Phase 6 Retrospective (cross-sub-phase observation)
The Phase 6 completion arc shipped 5+1 sub-phases (6a, pre-6b sweep, 6b, 6c, 6d, 6e) over ~5-6 Architect sessions across ~3 calendar days, against a breakdown estimate of 29-41 days. The compression came from:
- Aggressive subagent delegation for SQL transcription — 4 clean first-attempts at 670 / 5,837 / 3,274 / 6,613 lines. The Template 2 / Phase 3 SQL-transcription protocol scaled cleanly.
- The
PowerFillRunServiceextension model — every sub-phase added a Step N + RunSummary fields without rewriting existing steps. JSON contract preserved across all sub-phases. - Per-sub-phase SQL deploy file (006/008/009/010/011/012) — keeping diffs reviewable + revertable + testable in isolation.
- The 3-layer Primary-Source Verification Gate — caught findings BEFORE they propagated into wasted work; produced 50+ findings across 5 sub-phases; ~zero rework.
- The discipline shipped in 6a kept compounding through 6e — every sub-phase's completion report became the next sub-phase's kickoff input; every assumption + every D-decision + every Gate finding accumulated into searchable shared context.

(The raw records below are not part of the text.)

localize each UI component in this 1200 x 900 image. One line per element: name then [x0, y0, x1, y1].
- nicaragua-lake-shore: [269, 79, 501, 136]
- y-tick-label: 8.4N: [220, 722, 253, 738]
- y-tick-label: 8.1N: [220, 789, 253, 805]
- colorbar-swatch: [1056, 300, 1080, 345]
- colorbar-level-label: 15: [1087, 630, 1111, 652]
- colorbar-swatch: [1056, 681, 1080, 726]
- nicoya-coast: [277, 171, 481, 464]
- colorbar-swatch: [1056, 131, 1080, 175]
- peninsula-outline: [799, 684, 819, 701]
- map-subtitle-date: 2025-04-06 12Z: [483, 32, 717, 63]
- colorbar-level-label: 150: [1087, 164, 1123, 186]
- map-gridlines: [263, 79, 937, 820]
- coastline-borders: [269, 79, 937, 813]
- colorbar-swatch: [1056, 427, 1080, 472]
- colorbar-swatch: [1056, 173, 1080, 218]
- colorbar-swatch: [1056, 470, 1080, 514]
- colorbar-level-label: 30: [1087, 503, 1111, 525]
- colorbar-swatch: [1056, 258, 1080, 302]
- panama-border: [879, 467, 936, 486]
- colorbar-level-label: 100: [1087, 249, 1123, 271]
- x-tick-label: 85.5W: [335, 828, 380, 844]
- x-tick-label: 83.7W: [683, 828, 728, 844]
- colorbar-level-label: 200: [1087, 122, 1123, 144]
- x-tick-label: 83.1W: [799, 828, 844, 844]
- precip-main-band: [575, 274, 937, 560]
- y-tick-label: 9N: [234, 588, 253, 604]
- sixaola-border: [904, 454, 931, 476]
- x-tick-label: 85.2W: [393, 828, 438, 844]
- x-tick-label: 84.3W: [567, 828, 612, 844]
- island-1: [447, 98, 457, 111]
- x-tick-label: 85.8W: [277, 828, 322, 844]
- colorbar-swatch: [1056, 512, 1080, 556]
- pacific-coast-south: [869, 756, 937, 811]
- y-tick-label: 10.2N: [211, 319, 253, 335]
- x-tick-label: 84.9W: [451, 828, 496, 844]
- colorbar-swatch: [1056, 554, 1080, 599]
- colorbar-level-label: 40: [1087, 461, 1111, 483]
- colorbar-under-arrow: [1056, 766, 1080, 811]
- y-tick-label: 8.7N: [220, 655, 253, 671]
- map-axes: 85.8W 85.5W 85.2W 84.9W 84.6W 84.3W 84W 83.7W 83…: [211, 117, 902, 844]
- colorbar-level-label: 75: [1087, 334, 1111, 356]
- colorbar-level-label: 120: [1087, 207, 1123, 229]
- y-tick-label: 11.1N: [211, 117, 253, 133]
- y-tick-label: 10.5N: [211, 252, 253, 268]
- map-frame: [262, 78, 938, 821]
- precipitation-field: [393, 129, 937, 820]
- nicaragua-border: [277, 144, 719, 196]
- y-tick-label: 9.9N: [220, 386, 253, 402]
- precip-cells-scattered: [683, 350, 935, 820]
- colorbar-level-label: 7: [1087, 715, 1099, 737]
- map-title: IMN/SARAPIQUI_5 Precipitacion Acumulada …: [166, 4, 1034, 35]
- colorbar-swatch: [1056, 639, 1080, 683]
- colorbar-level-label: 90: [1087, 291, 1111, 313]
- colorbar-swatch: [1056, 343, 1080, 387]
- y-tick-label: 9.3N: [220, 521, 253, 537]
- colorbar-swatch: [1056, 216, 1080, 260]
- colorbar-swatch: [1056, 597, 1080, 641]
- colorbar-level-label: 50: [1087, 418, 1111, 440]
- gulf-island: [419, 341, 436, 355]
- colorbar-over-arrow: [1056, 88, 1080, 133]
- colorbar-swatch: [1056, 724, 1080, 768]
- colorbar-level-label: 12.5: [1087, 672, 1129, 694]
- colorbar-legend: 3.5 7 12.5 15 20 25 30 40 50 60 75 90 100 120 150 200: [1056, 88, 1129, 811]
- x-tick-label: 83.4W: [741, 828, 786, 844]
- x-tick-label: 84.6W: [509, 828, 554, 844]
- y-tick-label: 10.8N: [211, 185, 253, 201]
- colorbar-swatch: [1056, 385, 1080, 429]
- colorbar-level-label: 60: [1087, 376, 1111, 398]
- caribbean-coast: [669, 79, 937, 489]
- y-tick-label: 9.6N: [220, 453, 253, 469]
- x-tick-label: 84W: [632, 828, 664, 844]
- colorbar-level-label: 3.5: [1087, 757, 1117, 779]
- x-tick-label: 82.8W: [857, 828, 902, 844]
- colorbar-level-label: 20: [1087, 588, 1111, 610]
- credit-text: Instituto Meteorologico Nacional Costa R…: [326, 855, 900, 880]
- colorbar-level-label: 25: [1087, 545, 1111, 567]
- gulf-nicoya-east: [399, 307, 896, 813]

- The Andon-cord protocol — A54 in 6c surfaced a real legacy-proc bug; the response was "Stop, document, escalate disposition, proceed with verbatim port" — not "silently work around." A56 in 6d compounded the observation; A56 in 6e validated the orchestration layer against the predicted outcome.
- The Architect-PO collaboration model — Q1/Q2/Q3/Q7 PO-confirmed defaults inherited from the open-questions doc; PO checkpoints at 6a → 6c → 6d planning; A54 Option C disposition consistently carried from 6c → 6d → 6e.
Banking for Phase 7 estimate: 1-2 Architect-sessions per major sub-phase, NOT 5-7 days. The 5-7 day estimate was calibrated for an Architect doing all the work manually; the subagent + reuse pattern materially changes velocity.